Six months after his split, Foster and Ruiz-Sanchez started a friendly banter on Facebook. He wasn't sure what to make of it; he hadn't dated since he was 20. They spoke on the phone and discovered they both worked at restaurants and liked the outdoors. A month later, Foster flew to Orlando, Fla., to meet her, not knowing what to expect, sweating through his shirt with nerves.
He was looking for her at the airport when he felt a hand on his back. He turned, and before he could say how nervous he was, she planted a kiss on his lips. The weekend was a hit.
They traveled back and forth for four months and met each other's daughters, relieved to find that everyone got along. Foster moved to Orlando, and they moved in together in April 2011. Last month, they got engaged.
"There's something bigger out there that controls things," said Foster, 36. "At that (breakup) point in time, you can't see it. You hate life, you don't like yourself, you despise people with good relationships. But once you get to the other side, you realize how great it is."
Actions that lead to a better place
There is life — and love — after heartbreak. So pick yourself up off the bathroom floor and get yourself ready for better things to come. Breakup veterans Maryjane Fahey and Caryn Beth Rosenthal, authors of the new self-help book "Dumped" (Sellers Publishing) and the blog dumped411.com, offer some big-sisterly advice.
Forget closure. You're never going to hear what you need or want to hear, and there will always be gray areas you won't understand. Don't keep the wound open by seeking resolution.
Cut off all contact. If you check in with your ex every once in a while, you relive the whole relationship, want it back and make it harder for yourself to move on.
Allow yourself to wallow (for a bit). Take a hot bath, cry, give yourself time to come out of the victim phase.
Stop the drama. Remember that this is not a tragedy; it is a bad moment in your life, and it will pass.
Forgive your ex — and yourself. Be grateful for the time you had together. Let it go.
Declutter. Get rid of all memorabilia of your relationship and defriend your ex's friends and family on Facebook.
Practice gratitude. Be grateful for what you do have: your friends, your home, your job, your health.

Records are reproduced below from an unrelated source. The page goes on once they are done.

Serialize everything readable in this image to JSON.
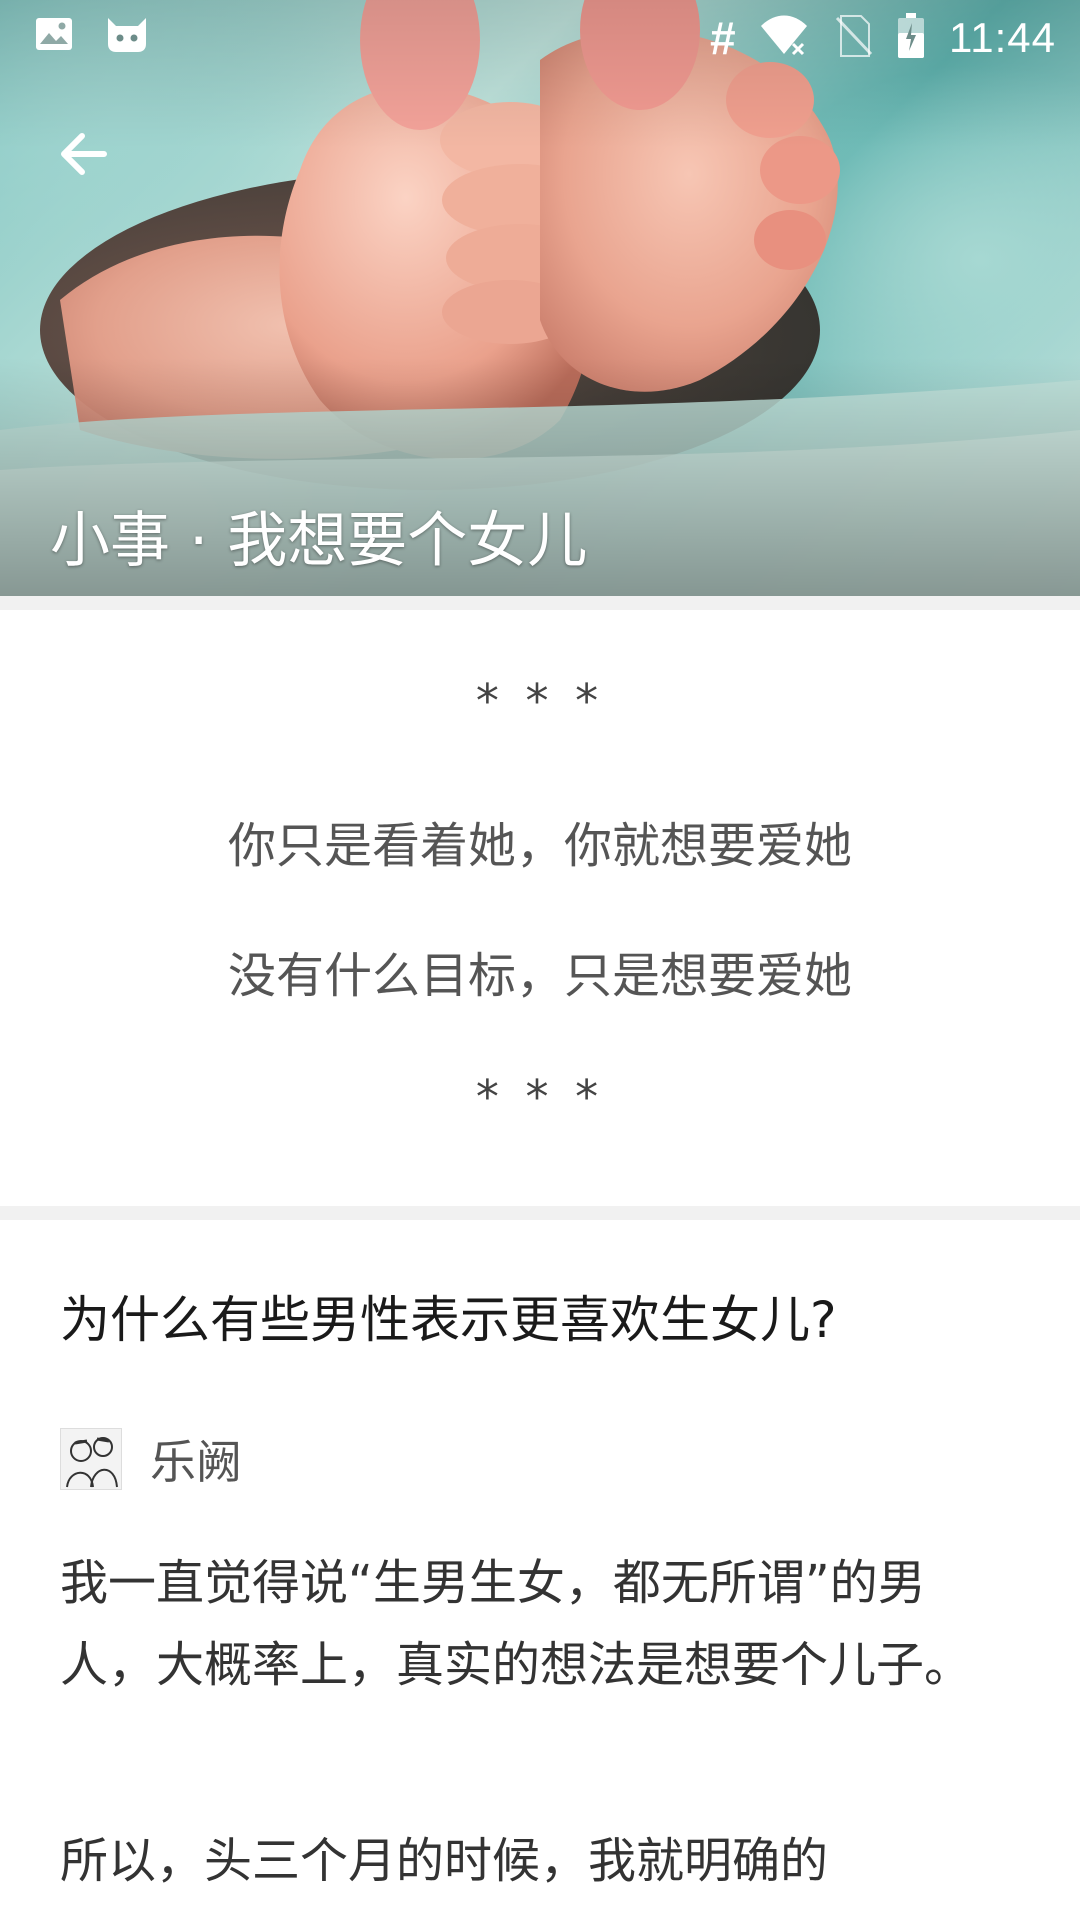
{
  "status_bar": {
    "time": "11:44",
    "hash_symbol": "#",
    "icons": [
      "image-icon",
      "cat-icon",
      "wifi-icon",
      "no-sim-icon",
      "battery-icon"
    ]
  },
  "header": {
    "title": "小事 · 我想要个女儿",
    "back_icon": "arrow-left-icon"
  },
  "quote": {
    "stars_top": "* * *",
    "line1": "你只是看着她，你就想要爱她",
    "line2": "没有什么目标，只是想要爱她",
    "stars_bottom": "* * *"
  },
  "article": {
    "question": "为什么有些男性表示更喜欢生女儿?",
    "author": "乐阙",
    "paragraphs": [
      "我一直觉得说“生男生女，都无所谓”的男人，大概率上，真实的想法是想要个儿子。",
      "所以，头三个月的时候，我就明确的"
    ]
  },
  "colors": {
    "background": "#ffffff",
    "divider": "#f1f1f1",
    "text_primary": "#1a1a1a",
    "text_secondary": "#555555"
  }
}
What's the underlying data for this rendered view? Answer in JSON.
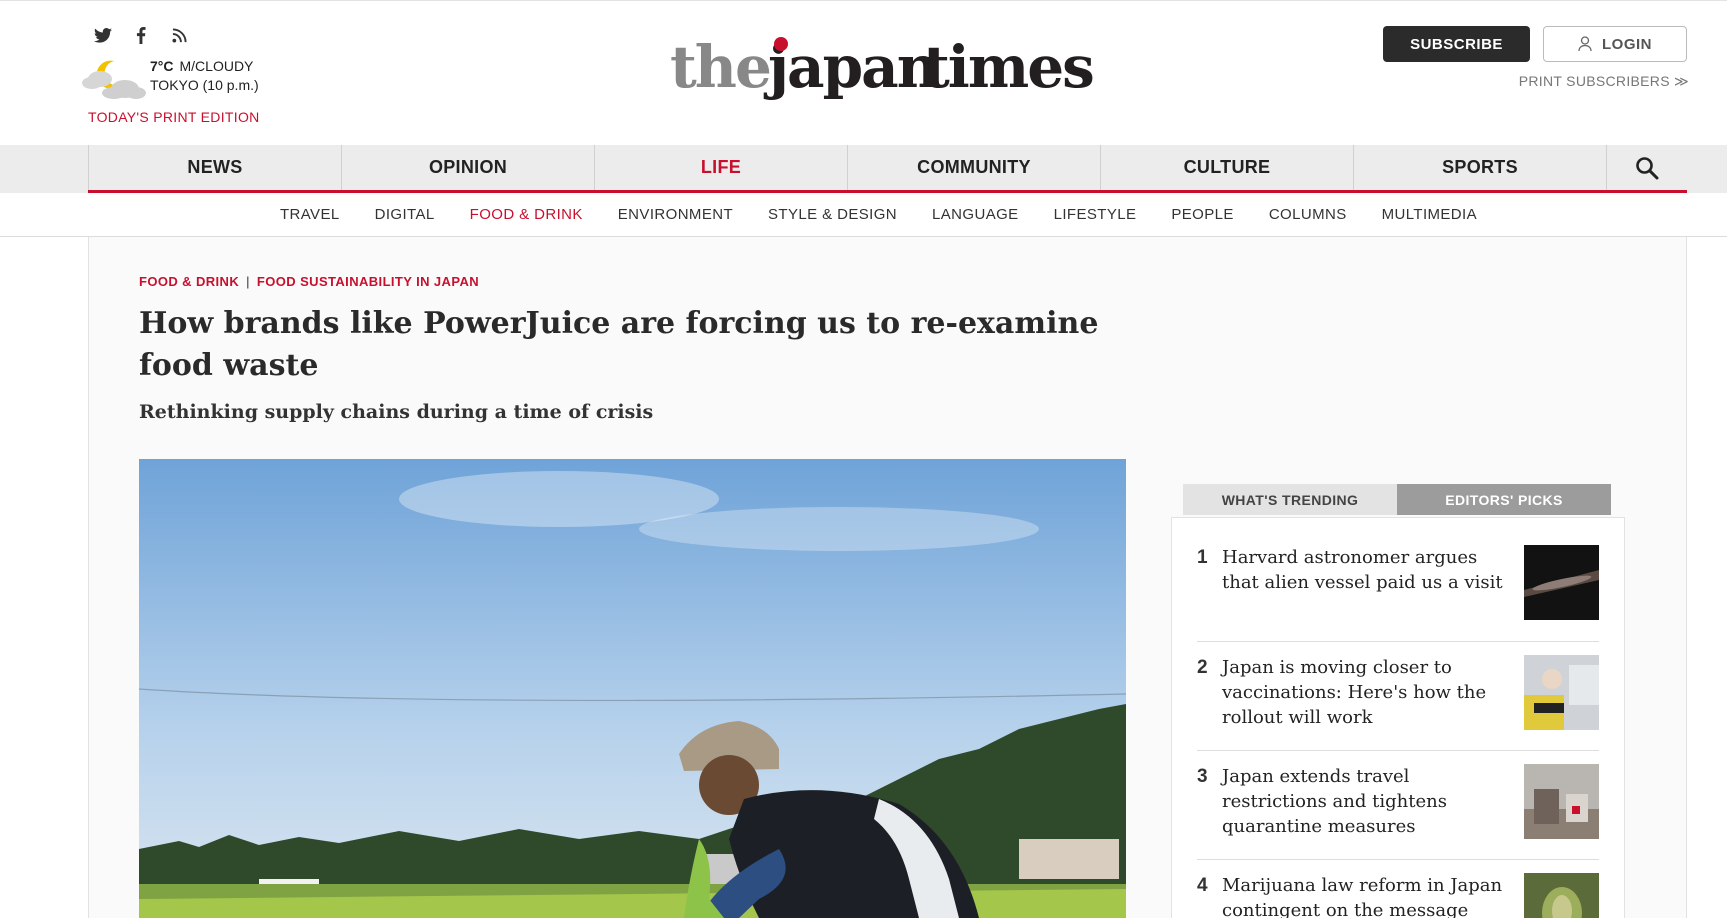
{
  "header": {
    "social": [
      "twitter-icon",
      "facebook-icon",
      "rss-icon"
    ],
    "weather": {
      "temp": "7°C",
      "condition": "M/CLOUDY",
      "location": "TOKYO (10 p.m.)"
    },
    "print_edition": "TODAY'S PRINT EDITION",
    "logo": {
      "part1": "the",
      "part2": "japan",
      "part3": "times"
    },
    "subscribe": "SUBSCRIBE",
    "login": "LOGIN",
    "print_subscribers": "PRINT SUBSCRIBERS ≫"
  },
  "nav": {
    "items": [
      "NEWS",
      "OPINION",
      "LIFE",
      "COMMUNITY",
      "CULTURE",
      "SPORTS"
    ],
    "active": "LIFE"
  },
  "subnav": {
    "items": [
      "TRAVEL",
      "DIGITAL",
      "FOOD & DRINK",
      "ENVIRONMENT",
      "STYLE & DESIGN",
      "LANGUAGE",
      "LIFESTYLE",
      "PEOPLE",
      "COLUMNS",
      "MULTIMEDIA"
    ],
    "active": "FOOD & DRINK"
  },
  "article": {
    "category": "FOOD & DRINK",
    "series": "FOOD SUSTAINABILITY IN JAPAN",
    "headline": "How brands like PowerJuice are forcing us to re-examine food waste",
    "subhead": "Rethinking supply chains during a time of crisis"
  },
  "sidebar": {
    "tabs": [
      "WHAT'S TRENDING",
      "EDITORS' PICKS"
    ],
    "trending": [
      {
        "num": "1",
        "title": "Harvard astronomer argues that alien vessel paid us a visit",
        "thumb": "comet-thumbnail"
      },
      {
        "num": "2",
        "title": "Japan is moving closer to vaccinations: Here's how the rollout will work",
        "thumb": "vaccination-thumbnail"
      },
      {
        "num": "3",
        "title": "Japan extends travel restrictions and tightens quarantine measures",
        "thumb": "airport-thumbnail"
      },
      {
        "num": "4",
        "title": "Marijuana law reform in Japan contingent on the message",
        "thumb": "cannabis-thumbnail"
      }
    ]
  },
  "colors": {
    "accent": "#c8102e",
    "dark": "#2b2b2b",
    "nav_bg": "#ececec"
  }
}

Turn negative thoughts into positive statements. You will stop missing your ex. You will meet someone new.
Say "yes" to everything. Salsa dancing? Yes. Karaoke? Yes. Biking tour through Bordeaux wineries? Um, yes.
Reinvent yourself. This is a time to figure out what you want for yourself in life as well as in a mate. Explore the things you enjoy.

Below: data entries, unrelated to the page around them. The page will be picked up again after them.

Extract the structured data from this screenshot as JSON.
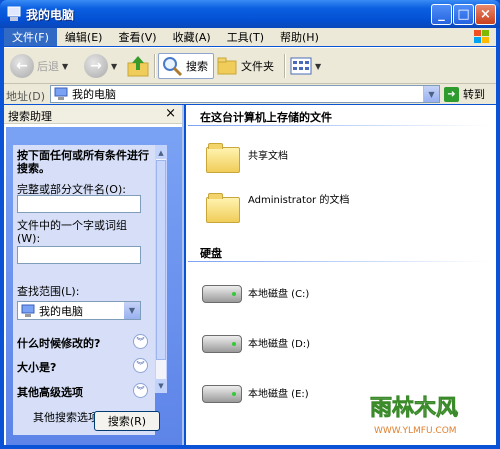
{
  "window": {
    "title": "我的电脑"
  },
  "menu": [
    "文件(F)",
    "编辑(E)",
    "查看(V)",
    "收藏(A)",
    "工具(T)",
    "帮助(H)"
  ],
  "toolbar": {
    "back": "后退",
    "search": "搜索",
    "folders": "文件夹"
  },
  "address": {
    "label": "地址(D)",
    "value": "我的电脑",
    "go": "转到"
  },
  "search_pane": {
    "header": "搜索助理",
    "close": "×",
    "instruction": "按下面任何或所有条件进行搜索。",
    "filename_label": "完整或部分文件名(O):",
    "phrase_label": "文件中的一个字或词组(W):",
    "scope_label": "查找范围(L):",
    "scope_value": "我的电脑",
    "when_modified": "什么时候修改的?",
    "size": "大小是?",
    "advanced": "其他高级选项",
    "more_options": "其他搜索选项(S)",
    "search_button": "搜索(R)"
  },
  "content": {
    "stored_header": "在这台计算机上存储的文件",
    "shared": "共享文档",
    "admin": "Administrator 的文档",
    "disks_header": "硬盘",
    "disk_c": "本地磁盘 (C:)",
    "disk_d": "本地磁盘 (D:)",
    "disk_e": "本地磁盘 (E:)"
  },
  "watermark": {
    "name": "雨林木风",
    "url": "WWW.YLMFU.COM"
  },
  "colors": {
    "titlebar": "#0450d4",
    "pane": "#d6dff7",
    "menubar": "#ece9d8"
  }
}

Raise your standards. Remember all the things you dreamed of having in a relationship and go after them.
Enjoy nature. Take a hike, go to the seaside. Being in nature is calming and stokes creativity.
Be kind to yourself. Do yoga. Meditate. Go to the gym. Volunteer. Clean your home. Get rid of the toxic people in your life.

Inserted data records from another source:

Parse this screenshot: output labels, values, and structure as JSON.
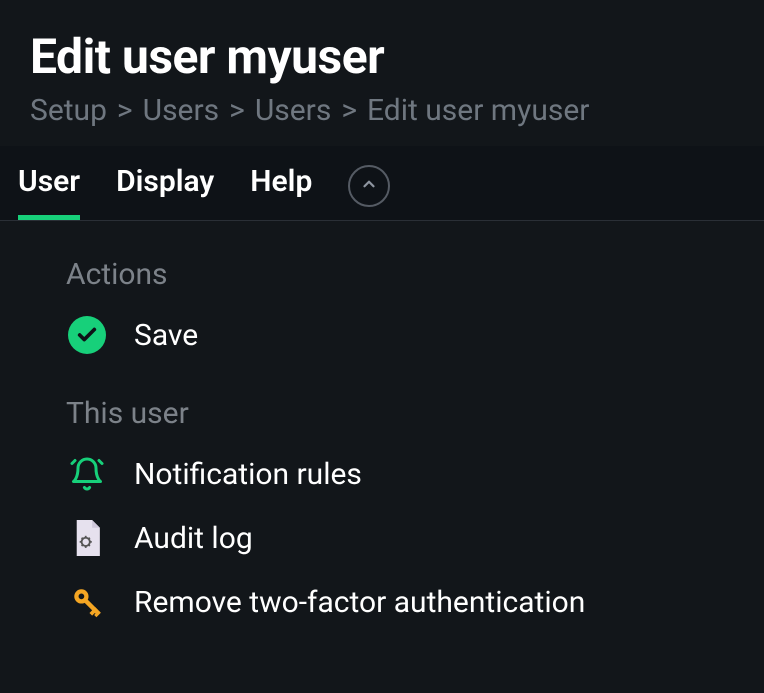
{
  "header": {
    "title": "Edit user myuser"
  },
  "breadcrumb": {
    "items": [
      "Setup",
      "Users",
      "Users",
      "Edit user myuser"
    ]
  },
  "tabs": {
    "items": [
      "User",
      "Display",
      "Help"
    ],
    "active": 0
  },
  "sections": {
    "actions": {
      "title": "Actions",
      "items": [
        {
          "label": "Save"
        }
      ]
    },
    "this_user": {
      "title": "This user",
      "items": [
        {
          "label": "Notification rules"
        },
        {
          "label": "Audit log"
        },
        {
          "label": "Remove two-factor authentication"
        }
      ]
    }
  }
}
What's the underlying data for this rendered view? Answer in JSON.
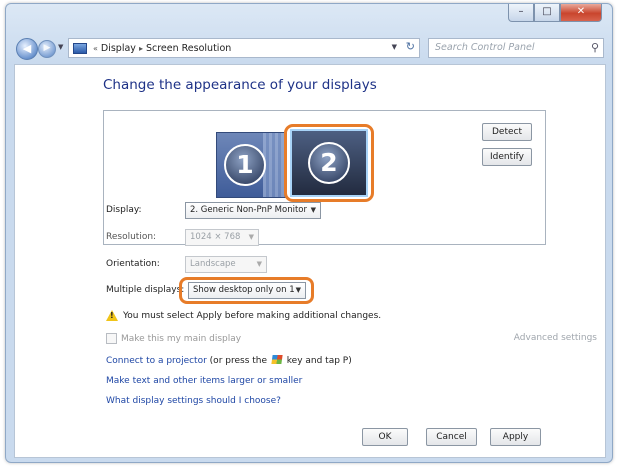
{
  "window": {
    "minimize": "–",
    "maximize": "□",
    "close": "✕"
  },
  "address": {
    "crumb_sep": "«",
    "crumbs": [
      "Display",
      "Screen Resolution"
    ],
    "arrow": "▸",
    "search_placeholder": "Search Control Panel"
  },
  "heading": "Change the appearance of your displays",
  "monitors": [
    {
      "number": "1"
    },
    {
      "number": "2",
      "selected": true
    }
  ],
  "buttons": {
    "detect": "Detect",
    "identify": "Identify",
    "ok": "OK",
    "cancel": "Cancel",
    "apply": "Apply"
  },
  "fields": {
    "display_label": "Display:",
    "display_value": "2. Generic Non-PnP Monitor",
    "resolution_label": "Resolution:",
    "resolution_value": "1024 × 768",
    "orientation_label": "Orientation:",
    "orientation_value": "Landscape",
    "multiple_label": "Multiple displays:",
    "multiple_value": "Show desktop only on 1"
  },
  "warning": "You must select Apply before making additional changes.",
  "main_display_checkbox": "Make this my main display",
  "advanced_settings": "Advanced settings",
  "links": {
    "projector_link": "Connect to a projector",
    "projector_rest_1": "(or press the",
    "projector_rest_2": "key and tap P)",
    "text_size": "Make text and other items larger or smaller",
    "which_settings": "What display settings should I choose?"
  },
  "colors": {
    "highlight": "#e77c29",
    "heading": "#1e3287",
    "link": "#1f47a5"
  }
}
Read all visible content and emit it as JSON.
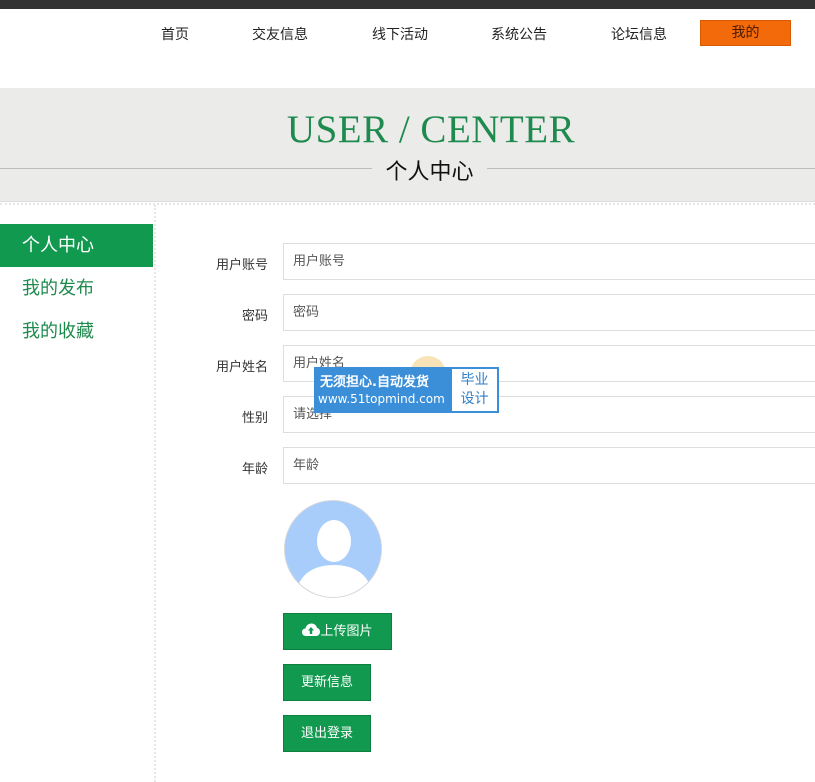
{
  "nav": {
    "items": [
      "首页",
      "交友信息",
      "线下活动",
      "系统公告",
      "论坛信息"
    ],
    "active": "我的"
  },
  "banner": {
    "title_en": "USER / CENTER",
    "title_cn": "个人中心"
  },
  "sidebar": {
    "items": [
      {
        "label": "个人中心",
        "active": true
      },
      {
        "label": "我的发布",
        "active": false
      },
      {
        "label": "我的收藏",
        "active": false
      }
    ]
  },
  "form": {
    "fields": [
      {
        "label": "用户账号",
        "value": "用户账号"
      },
      {
        "label": "密码",
        "value": "密码"
      },
      {
        "label": "用户姓名",
        "value": "用户姓名"
      },
      {
        "label": "性别",
        "value": "请选择"
      },
      {
        "label": "年龄",
        "value": "年龄"
      }
    ],
    "upload_label": "上传图片",
    "update_label": "更新信息",
    "logout_label": "退出登录"
  },
  "watermark": {
    "line1": "无须担心.自动发货",
    "line2": "www.51topmind.com",
    "side1": "毕业",
    "side2": "设计"
  },
  "colors": {
    "accent": "#119a4f",
    "nav_active": "#f26a0a",
    "banner_bg": "#ebebe9"
  }
}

Do joyful things. Travel. Explore your city. Have adventures with friends. Don't go hunting for a new love; just live and have fun.
Tell friends and strangers you're dating again. Meet lots of people, be curious and date for practice. You might like 1 out of 10, but the others might make good characters in a book someday.
When you relapse into missing your ex, a particularly potent danger around milestones and holidays, remind yourself of all the reasons you're grateful to not be with him or her anymore.